Some Aspects Regarding the Psychology of the Surgical Patient
DOI:
https://doi.org/10.18662/brain/15.1/565Keywords:
surgical intervention, psychologyAbstract
The need for a medical consultation always generates an unpleasant sensation, which becomes more accentuated, when the doctor is a surgeon. The surgeon is next to the dentist, gynecologist and psychiatrist, the doctor to whom the patient turns with the greatest fear. The operative indication and the discussion of therapeutic perspectives can trigger a psycho-emotional imbalance, leading to tomophobia. In fact, it is a complex psychological reaction, including odynophobia (fear of pain), dysmorphophobia (fear of postoperative bodily sequelae), hypnophobia (fear of anesthetic sleep, from which one could not wake up), trypanophobia (fear of injections, needles, scalpel), pantophobia (fear of everything that happens around, in this case, in the hospital environment) and above all, thanatophobia (fear of death). Therefore, it can be stated that the surgical intervention is a test of the psycho-affective capacity.

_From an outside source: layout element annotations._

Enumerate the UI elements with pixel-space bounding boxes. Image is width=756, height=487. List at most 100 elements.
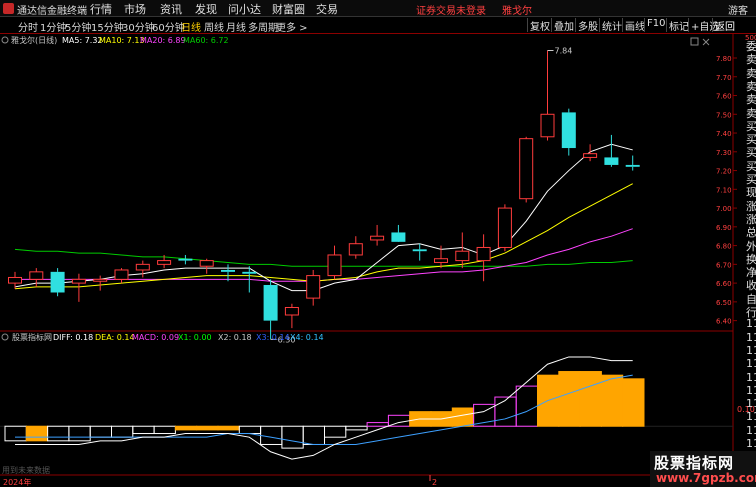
menu-quotes[interactable]: 行情 <box>90 1 112 17</box>
window-controls[interactable] <box>690 37 710 46</box>
histogram-bar <box>494 396 517 427</box>
candle-body-up <box>157 260 172 265</box>
quote-panel-item: 11:29 <box>746 343 756 357</box>
quote-panel-item: 11:29 <box>746 423 756 437</box>
quote-panel-clip: 500 委比卖五卖四卖三卖二卖一买一买二买三买四买五现价涨跌涨幅总量外盘换手净资… <box>744 34 756 451</box>
histogram-bar <box>153 425 176 435</box>
candle-body-up <box>135 263 150 271</box>
chart-canvas[interactable]: 雅戈尔(日线) MA5: 7.32 MA10: 7.13 MA20: 6.89 … <box>0 34 756 487</box>
menu-discover[interactable]: 发现 <box>195 1 217 17</box>
histogram-bar <box>217 425 240 431</box>
chart-area[interactable]: 雅戈尔(日线) MA5: 7.32 MA10: 7.13 MA20: 6.89 … <box>0 34 756 487</box>
quote-panel-item: 11:29 <box>746 370 756 384</box>
histogram-bar <box>196 425 219 431</box>
price-tick-label: 6.70 <box>716 261 732 269</box>
watermark-title: 股票指标网 <box>654 454 735 472</box>
overlay-button[interactable]: 叠加 <box>551 18 575 33</box>
period-intraday[interactable]: 分时 <box>18 19 38 34</box>
main-legend-title: 雅戈尔(日线) <box>11 35 57 45</box>
menu-market[interactable]: 市场 <box>124 1 146 17</box>
candle-body-down <box>178 258 193 261</box>
period-weekly[interactable]: 周线 <box>204 19 224 34</box>
watermark: 股票指标网 www.7gpzb.com <box>650 451 756 487</box>
price-tick-label: 7.20 <box>716 168 732 176</box>
histogram-bar <box>558 371 581 427</box>
menu-trade[interactable]: 交易 <box>316 1 338 17</box>
price-tick-label: 6.40 <box>716 318 732 326</box>
candle-body-up <box>71 278 86 284</box>
period-monthly[interactable]: 月线 <box>226 19 246 34</box>
candle-body-up <box>434 258 448 263</box>
histogram-bar <box>324 425 347 438</box>
histogram-bar <box>366 422 389 427</box>
candle-body-down <box>242 271 257 274</box>
menu-wealth[interactable]: 财富圈 <box>272 1 305 17</box>
macd-label: MACD: 0.09 <box>132 333 179 342</box>
histogram-bar <box>238 425 262 435</box>
candle-body-down <box>391 232 406 242</box>
period-1min[interactable]: 1分钟 <box>40 19 66 34</box>
quote-panel-item: 11:29 <box>746 397 756 411</box>
candle-body-up <box>199 260 214 267</box>
period-5min[interactable]: 5分钟 <box>65 19 91 34</box>
histogram-bar <box>174 425 198 431</box>
f10-button[interactable]: F10 <box>644 18 666 32</box>
add-watchlist-button[interactable]: +自选 <box>688 18 719 33</box>
period-multi[interactable]: 多周期 <box>248 19 278 34</box>
price-tick-label: 7.70 <box>716 74 732 82</box>
dea-label: DEA: 0.14 <box>95 333 135 342</box>
period-daily[interactable]: 日线 <box>181 19 201 34</box>
diff-label: DIFF: 0.18 <box>53 333 93 342</box>
quote-panel-item: 11:29 <box>746 437 756 450</box>
ma10-label: MA10: 7.13 <box>99 36 145 45</box>
ma5-line <box>14 143 633 292</box>
indicator-histogram <box>0 371 733 449</box>
period-more[interactable]: 更多 > <box>276 19 308 34</box>
period-30min[interactable]: 30分钟 <box>122 19 155 34</box>
quote-panel-item: 11:29 <box>746 317 756 331</box>
legend-toggle-icon[interactable] <box>1 36 9 44</box>
candle-body-up <box>455 250 470 262</box>
menu-ask[interactable]: 问小达 <box>228 1 261 17</box>
quote-panel-item: 11:29 <box>746 383 756 397</box>
histogram-bar <box>281 425 304 449</box>
x3-label: X3: 0.14 <box>256 333 290 342</box>
price-tick-label: 6.50 <box>716 299 732 307</box>
price-tick-label: 7.30 <box>716 149 732 157</box>
moving-average-lines <box>14 143 633 292</box>
candle-body-down <box>625 164 640 167</box>
x1-label: X1: 0.00 <box>178 333 212 342</box>
price-tick-label: 7.80 <box>716 55 732 63</box>
sub-chart-title: 股票指标网 <box>12 332 52 342</box>
histogram-bar <box>260 425 283 445</box>
high-label: 7.84 <box>555 47 573 56</box>
guest-label[interactable]: 游客 <box>728 2 748 17</box>
mark-button[interactable]: 标记 <box>666 18 689 33</box>
x2-label: X2: 0.18 <box>218 333 252 342</box>
maximize-icon[interactable] <box>690 37 699 46</box>
sub-legend-toggle-icon[interactable] <box>1 333 9 341</box>
candle-body-up <box>284 306 299 316</box>
login-notice[interactable]: 证券交易未登录 <box>416 2 486 17</box>
price-tick-label: 7.60 <box>716 93 732 101</box>
candle-body-down <box>412 249 427 252</box>
candle-body-down <box>50 271 65 293</box>
period-60min[interactable]: 60分钟 <box>152 19 185 34</box>
candle-body-up <box>583 153 598 158</box>
quote-panel-item: 11:29 <box>746 357 756 371</box>
adjust-button[interactable]: 复权 <box>527 18 551 33</box>
draw-line-button[interactable]: 画线 <box>622 18 645 33</box>
quote-panel-item: 11:29 <box>746 410 756 424</box>
multi-stock-button[interactable]: 多股 <box>575 18 599 33</box>
period-15min[interactable]: 15分钟 <box>91 19 124 34</box>
histogram-bar <box>600 374 624 427</box>
candle-body-down <box>561 112 576 149</box>
histogram-bar <box>4 425 27 442</box>
menu-news[interactable]: 资讯 <box>160 1 182 17</box>
high-annotation: 7.84 <box>547 47 573 56</box>
histogram-bar <box>515 385 539 427</box>
back-button[interactable]: 返回 <box>712 18 736 33</box>
stats-button[interactable]: 统计 <box>599 18 622 33</box>
ma20-label: MA20: 6.89 <box>140 36 186 45</box>
future-data-caption: 用到未来数据 <box>2 465 50 475</box>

The paper presents the authors' experience in 20 years (2002-2021), related to the psychological management of surgical patients, subjected to medium or large-scale surgical interventions (75% performed in emergency mode), in 958 patients.
Mental stress can have consequences, both on the reactivity of the surgical patient and on his postoperative evolution. In the time crunch and in the absence of a psychologist, available to offer specific advice on medical objectives, the management of perioperative anxiety rests with the surgeon and the nursing staff.